Dabei hatte er sich während der Partie einige interessante Gedanken gemacht, etwa über Lukas Podolski, was wiederum nahe liegt, denn dessen drei Tore haben schließlich wesentlich dazu beigetragen, dass Baxter noch mehr die Entlassung befürchten muss.

Immer im Blitzlicht: Lukas Podolski. (Foto: Foto: dpa)

"Er ist ein guter Spieler", erklärte nun der Brite am Rande. Gut, das weiß man schon. Doch dann fing Baxter an, Podolski in den Mittelpunkt eines soziologischen Diskurses über die Unterschiede der europäischen und afrikanischen Fußballkultur zu stellen. Er erörterte, dass die Spieler in Südafrika nur in dringenden Fällen aufs Tor schießen, weil die Tore auf den Bolzplätzen der Townships keine Netze haben und der Ball deswegen kilometerweit durch die meist hügelige Stadtlandschaft davonspringt.

Ihr Fußballspiel erfüllt sich also in langen Ballpassagen. "Podolski schießt nach ein, zwei Kontakten aufs Tor. Das kennen meine Spieler nicht", sagte Baxter, "ihr Spiel ist viel komplizierter - wie das ganze Leben in Afrika."

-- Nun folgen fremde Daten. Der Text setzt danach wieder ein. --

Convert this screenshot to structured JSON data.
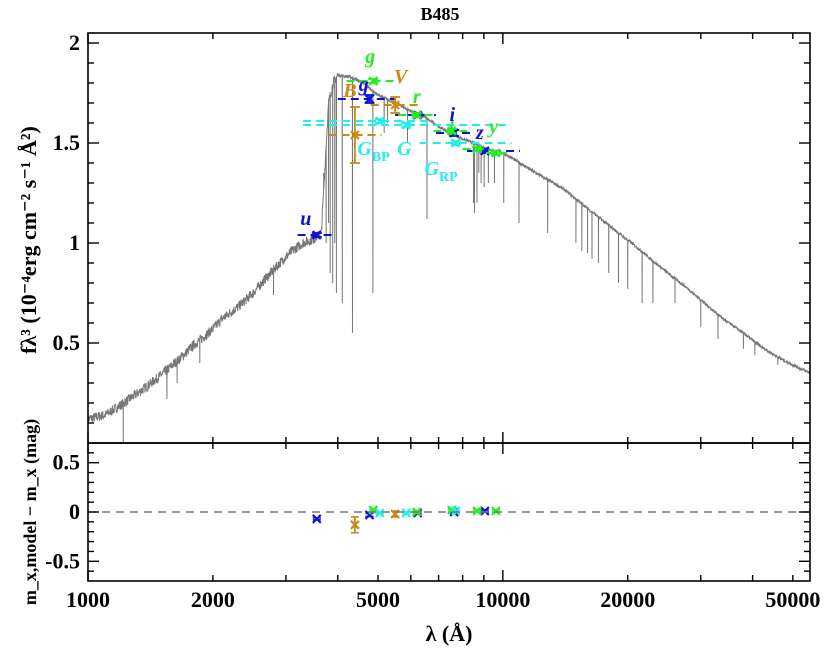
{
  "chart_data": {
    "type": "scatter",
    "title": "B485",
    "xlabel": "λ (Å)",
    "ylabel_top": "fλ³ (10⁻⁴erg cm⁻² s⁻¹ Å²)",
    "ylabel_bottom": "m_x,model − m_x (mag)",
    "x_scale": "log",
    "xlim": [
      1000,
      55000
    ],
    "ylim_top": [
      0,
      2.05
    ],
    "ylim_bottom": [
      -0.7,
      0.7
    ],
    "xticks": [
      1000,
      2000,
      5000,
      10000,
      20000,
      50000
    ],
    "xtick_labels": [
      "1000",
      "2000",
      "5000",
      "10000",
      "20000",
      "50000"
    ],
    "yticks_top": [
      0.5,
      1,
      1.5,
      2
    ],
    "ytick_labels_top": [
      "0.5",
      "1",
      "1.5",
      "2"
    ],
    "yticks_bottom": [
      -0.5,
      0,
      0.5
    ],
    "ytick_labels_bottom": [
      "-0.5",
      "0",
      "0.5"
    ],
    "colors": {
      "sdss": "#1010d0",
      "ps1": "#22ee22",
      "johnson": "#cc8811",
      "gaia": "#22eeee",
      "spectrum": "#777777",
      "zero_line": "#777777"
    },
    "spectrum_continuum": [
      [
        1000,
        0.12
      ],
      [
        1100,
        0.14
      ],
      [
        1200,
        0.19
      ],
      [
        1300,
        0.24
      ],
      [
        1400,
        0.29
      ],
      [
        1500,
        0.34
      ],
      [
        1600,
        0.39
      ],
      [
        1700,
        0.44
      ],
      [
        1800,
        0.49
      ],
      [
        1900,
        0.53
      ],
      [
        2000,
        0.57
      ],
      [
        2100,
        0.62
      ],
      [
        2300,
        0.68
      ],
      [
        2500,
        0.75
      ],
      [
        2700,
        0.83
      ],
      [
        2900,
        0.9
      ],
      [
        3100,
        0.96
      ],
      [
        3300,
        1.0
      ],
      [
        3500,
        1.02
      ],
      [
        3650,
        1.05
      ],
      [
        3800,
        1.7
      ],
      [
        3900,
        1.8
      ],
      [
        4000,
        1.84
      ],
      [
        4300,
        1.83
      ],
      [
        4600,
        1.8
      ],
      [
        5000,
        1.74
      ],
      [
        5500,
        1.7
      ],
      [
        6000,
        1.66
      ],
      [
        6500,
        1.63
      ],
      [
        7000,
        1.58
      ],
      [
        7500,
        1.55
      ],
      [
        8000,
        1.52
      ],
      [
        8500,
        1.5
      ],
      [
        9000,
        1.48
      ],
      [
        9500,
        1.46
      ],
      [
        10000,
        1.45
      ],
      [
        11000,
        1.4
      ],
      [
        12000,
        1.35
      ],
      [
        13000,
        1.31
      ],
      [
        14000,
        1.27
      ],
      [
        15000,
        1.22
      ],
      [
        17000,
        1.13
      ],
      [
        19000,
        1.05
      ],
      [
        21000,
        0.98
      ],
      [
        23000,
        0.91
      ],
      [
        25000,
        0.85
      ],
      [
        28000,
        0.77
      ],
      [
        31000,
        0.69
      ],
      [
        34000,
        0.62
      ],
      [
        38000,
        0.55
      ],
      [
        42000,
        0.48
      ],
      [
        46000,
        0.43
      ],
      [
        50000,
        0.39
      ],
      [
        55000,
        0.35
      ]
    ],
    "spectrum_absorption_lines": [
      [
        1216,
        0.0
      ],
      [
        1550,
        0.22
      ],
      [
        1640,
        0.3
      ],
      [
        1860,
        0.4
      ],
      [
        2800,
        0.74
      ],
      [
        3700,
        1.35
      ],
      [
        3750,
        1.0
      ],
      [
        3800,
        1.1
      ],
      [
        3835,
        0.85
      ],
      [
        3889,
        0.8
      ],
      [
        3934,
        1.0
      ],
      [
        3970,
        0.75
      ],
      [
        4101,
        0.7
      ],
      [
        4340,
        0.55
      ],
      [
        4861,
        0.75
      ],
      [
        5175,
        1.55
      ],
      [
        5270,
        1.6
      ],
      [
        5890,
        1.5
      ],
      [
        6563,
        1.12
      ],
      [
        8498,
        1.2
      ],
      [
        8542,
        1.15
      ],
      [
        8662,
        1.2
      ],
      [
        8750,
        1.35
      ],
      [
        8863,
        1.3
      ],
      [
        9015,
        1.28
      ],
      [
        9229,
        1.3
      ],
      [
        9546,
        1.3
      ],
      [
        10049,
        1.2
      ],
      [
        10938,
        1.1
      ],
      [
        12818,
        1.05
      ],
      [
        15000,
        1.0
      ],
      [
        15500,
        0.96
      ],
      [
        16000,
        0.95
      ],
      [
        16400,
        0.92
      ],
      [
        17000,
        0.9
      ],
      [
        18000,
        0.85
      ],
      [
        19000,
        0.8
      ],
      [
        20000,
        0.77
      ],
      [
        21661,
        0.7
      ],
      [
        23000,
        0.7
      ],
      [
        26000,
        0.7
      ],
      [
        30000,
        0.58
      ],
      [
        33000,
        0.52
      ],
      [
        38000,
        0.47
      ],
      [
        40500,
        0.44
      ],
      [
        46000,
        0.39
      ],
      [
        52000,
        0.36
      ]
    ],
    "photometry": [
      {
        "band": "u",
        "system": "sdss",
        "x": 3560,
        "xerr": [
          3200,
          3900
        ],
        "y": 1.04,
        "yerr": 0.01,
        "resid": -0.07,
        "resid_err": 0.01
      },
      {
        "band": "g",
        "system": "sdss",
        "x": 4770,
        "xerr": [
          4000,
          5500
        ],
        "y": 1.72,
        "yerr": 0.02,
        "resid": -0.03,
        "resid_err": 0.015
      },
      {
        "band": "r",
        "system": "sdss",
        "x": 6230,
        "xerr": [
          5500,
          6900
        ],
        "y": 1.64,
        "yerr": 0.01,
        "resid": -0.01,
        "resid_err": 0.01
      },
      {
        "band": "i",
        "system": "sdss",
        "x": 7630,
        "xerr": [
          6900,
          8400
        ],
        "y": 1.55,
        "yerr": 0.015,
        "resid": 0.0,
        "resid_err": 0.01
      },
      {
        "band": "z",
        "system": "sdss",
        "x": 9050,
        "xerr": [
          8200,
          11000
        ],
        "y": 1.46,
        "yerr": 0.01,
        "resid": 0.01,
        "resid_err": 0.01
      },
      {
        "band": "B",
        "system": "johnson",
        "x": 4400,
        "xerr": [
          3800,
          5100
        ],
        "y": 1.54,
        "yerr": 0.14,
        "resid": -0.13,
        "resid_err": 0.08
      },
      {
        "band": "V",
        "system": "johnson",
        "x": 5500,
        "xerr": [
          4800,
          6400
        ],
        "y": 1.69,
        "yerr": 0.04,
        "resid": -0.02,
        "resid_err": 0.03
      },
      {
        "band": "g",
        "system": "ps1",
        "x": 4870,
        "xerr": [
          4200,
          5500
        ],
        "y": 1.81,
        "yerr": 0.01,
        "resid": 0.02,
        "resid_err": 0.01
      },
      {
        "band": "r",
        "system": "ps1",
        "x": 6200,
        "xerr": [
          5600,
          6900
        ],
        "y": 1.64,
        "yerr": 0.01,
        "resid": 0.0,
        "resid_err": 0.01
      },
      {
        "band": "i",
        "system": "ps1",
        "x": 7530,
        "xerr": [
          6800,
          8300
        ],
        "y": 1.56,
        "yerr": 0.01,
        "resid": 0.02,
        "resid_err": 0.01
      },
      {
        "band": "z",
        "system": "ps1",
        "x": 8670,
        "xerr": [
          8000,
          9300
        ],
        "y": 1.47,
        "yerr": 0.01,
        "resid": 0.01,
        "resid_err": 0.01
      },
      {
        "band": "y",
        "system": "ps1",
        "x": 9620,
        "xerr": [
          9100,
          10300
        ],
        "y": 1.45,
        "yerr": 0.01,
        "resid": 0.01,
        "resid_err": 0.01
      },
      {
        "band": "G",
        "system": "gaia",
        "x": 5850,
        "xerr": [
          3300,
          10300
        ],
        "y": 1.59,
        "yerr": 0.01,
        "resid": -0.01,
        "resid_err": 0.01
      },
      {
        "band": "G_BP",
        "system": "gaia",
        "x": 5050,
        "xerr": [
          3300,
          6700
        ],
        "y": 1.61,
        "yerr": 0.01,
        "resid": -0.01,
        "resid_err": 0.01
      },
      {
        "band": "G_RP",
        "system": "gaia",
        "x": 7700,
        "xerr": [
          6300,
          10500
        ],
        "y": 1.5,
        "yerr": 0.01,
        "resid": 0.01,
        "resid_err": 0.01
      }
    ],
    "band_labels": [
      {
        "text": "u",
        "color": "sdss",
        "x": 3350,
        "y": 1.09
      },
      {
        "text": "g",
        "color": "sdss",
        "x": 4620,
        "y": 1.76
      },
      {
        "text": "g",
        "color": "ps1",
        "x": 4790,
        "y": 1.9
      },
      {
        "text": "B",
        "color": "johnson",
        "x": 4280,
        "y": 1.73
      },
      {
        "text": "V",
        "color": "johnson",
        "x": 5670,
        "y": 1.8
      },
      {
        "text": "r",
        "color": "ps1",
        "x": 6200,
        "y": 1.7
      },
      {
        "text": "i",
        "color": "sdss",
        "x": 7550,
        "y": 1.61
      },
      {
        "text": "i",
        "color": "ps1",
        "x": 7500,
        "y": 1.54
      },
      {
        "text": "z",
        "color": "sdss",
        "x": 8800,
        "y": 1.52
      },
      {
        "text": "y",
        "color": "ps1",
        "x": 9500,
        "y": 1.55
      },
      {
        "text": "G",
        "color": "gaia",
        "x": 4880,
        "y": 1.44,
        "sub": "BP"
      },
      {
        "text": "G",
        "color": "gaia",
        "x": 5790,
        "y": 1.44
      },
      {
        "text": "G",
        "color": "gaia",
        "x": 7100,
        "y": 1.34,
        "sub": "RP"
      }
    ]
  }
}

Kaum hatte Baxter seinen kleinen Vortrag beendet, betrat Podolski den Saal, in dem er als faszinierender Hauptdarsteller des Abends präsentiert wurde. Wie erwartet, waren seine Ausführungen zum Geschehen, das er entscheidend bestimmt hatte, von nordischer Klarheit. Fußball ist zwar ein komplexes Spiel mit 100000 Möglichkeiten, das inzwischen durch seine Allgegenwart Shakespeare aus den Theaterpalästen, Picasso aus den Museen und Musil aus den Literaturhäusern zu verdrängen droht - es lässt sich aber immer noch auf die einfachsten Wahrheiten reduzieren: "Ja klar", resümierte Podolski den Abend, "wir haben 4:2 gewonnen, ich hab' drei Tore gemacht, da bin ich zufrieden." Normalerweise erzeugt so eine Antwort Verdruss und Gähnen, bei ihm aber gehört sie zur spezifischen Poldi-Folklore, die mit übermütiger Belustigung und Dankbarkeit empfangen wird.

Wo immer Lukas Podolski in Deutschland erscheint, bricht Begeisterung aus. Die Poldi-Mania hat längst die Grenzen seines rheinischen Sprengels verlassen, schon während des Konföderationen-Pokals jubelte man ihm in Nürnberg oder Leipzig wie einem Befreier zu.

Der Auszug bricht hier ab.